Typically, tablespaces holding tables and indexes used by client applications will experience the most I/O. In an ArcSDE configuration, this will include the FEATURE, ATTRIBUTE, SPATIAL_INDEX, and ORACLE_INDEX tablespaces. If possible, the data files for each of these tablespaces should be placed on separate disk drives. A typical GIS client application such as ArcMap will access tables and indexes from each of these tablespaces during a normal session. For example, when a user zooms or pans in ArcMap, a query is submitted to ArcSDE to draw all the features within the application window. The query searches for features whose envelopes are within a range of x and y values first. To do this, the S[n]_IX1 index on the S[n] table will be accessed to return all feature identifiers within the application window. The feature geometry from the F[n] table will then be accessed using an index on the FID field. Business tables will also be accessed if an attribute query is involved. Client applications such as ArcMap perform better if each distinct tablespace is physically separated at the system level.

The SYSTEM tablespace holds the Oracle data dictionary and should be placed on a disk with moderate activity. Each time Oracle parses a SQL statement, it checks tables stored in the data dictionary. Only the data dictionary should reside in the SYSTEM tablespace.

A ROLLBACK tablespace is created to maintain data concurrency within the database. For each database transaction, Oracle creates a "before" image of the data in a rollback segment. This provides read consistency for queries started before a transaction is committed along with a mechanism for rolling back transactions. Esri recommends 50 MB be allocated for the ROLLBACK tablespace. In addition, the ROLLBACK tablespace should be separated onto separate disk drives.
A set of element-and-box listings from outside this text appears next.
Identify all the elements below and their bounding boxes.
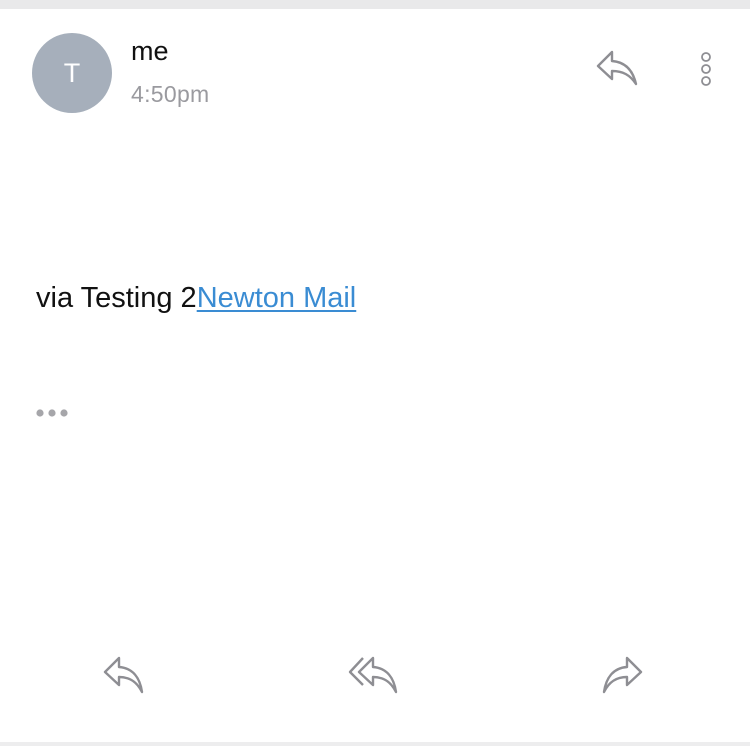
reply-all-icon	[348, 656, 398, 694]
sender-name[interactable]: me	[131, 36, 169, 67]
bottom-divider	[0, 742, 750, 746]
avatar[interactable]: T	[32, 33, 112, 113]
reply-button[interactable]	[594, 48, 640, 88]
show-quoted-text-button[interactable]	[35, 405, 73, 421]
forward-icon	[602, 656, 643, 694]
more-vertical-icon	[701, 52, 711, 86]
ellipsis-icon	[36, 409, 68, 417]
body-link[interactable]: Newton Mail	[197, 282, 357, 314]
avatar-initial: T	[63, 57, 81, 88]
message-body: via Testing 2Newton Mail	[36, 282, 356, 315]
reply-icon	[103, 656, 144, 694]
footer-reply-button[interactable]	[100, 654, 146, 696]
footer-forward-button[interactable]	[600, 654, 646, 696]
email-message-view: T me 4:50pm via Testing 2Newton Mail	[0, 0, 750, 746]
more-options-button[interactable]	[694, 50, 718, 88]
sent-time: 4:50pm	[131, 81, 210, 107]
reply-icon	[596, 50, 638, 86]
top-divider	[0, 0, 750, 9]
footer-reply-all-button[interactable]	[348, 654, 398, 696]
body-text: via Testing 2	[36, 282, 197, 314]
A TEMP tablespace is created to store dynamically created data during large sort operations such as SELECT DISTINCT, UNION, and CREATE INDEX. When creating the temporary tablespace, keep in mind that creating an index requires twice as much temporary space as is required to store the index. In an ArcSDE database, the S_IX1 index on the spatial index table will normally be the largest index. Consequently, define the TEMP tablespace size to be at least twice the size of the spatial index. Creating TEMP tablespace on a disk drive separate from all other tablespaces is recommended.

The SDE tablespace, similar to the SYSTEM tablespace created to hold the Oracle data dictionary, holds the metadata used to manage an ArcSDE instance. The SDE tablespace can be created on the same disk drive as the SYSTEM tablespace.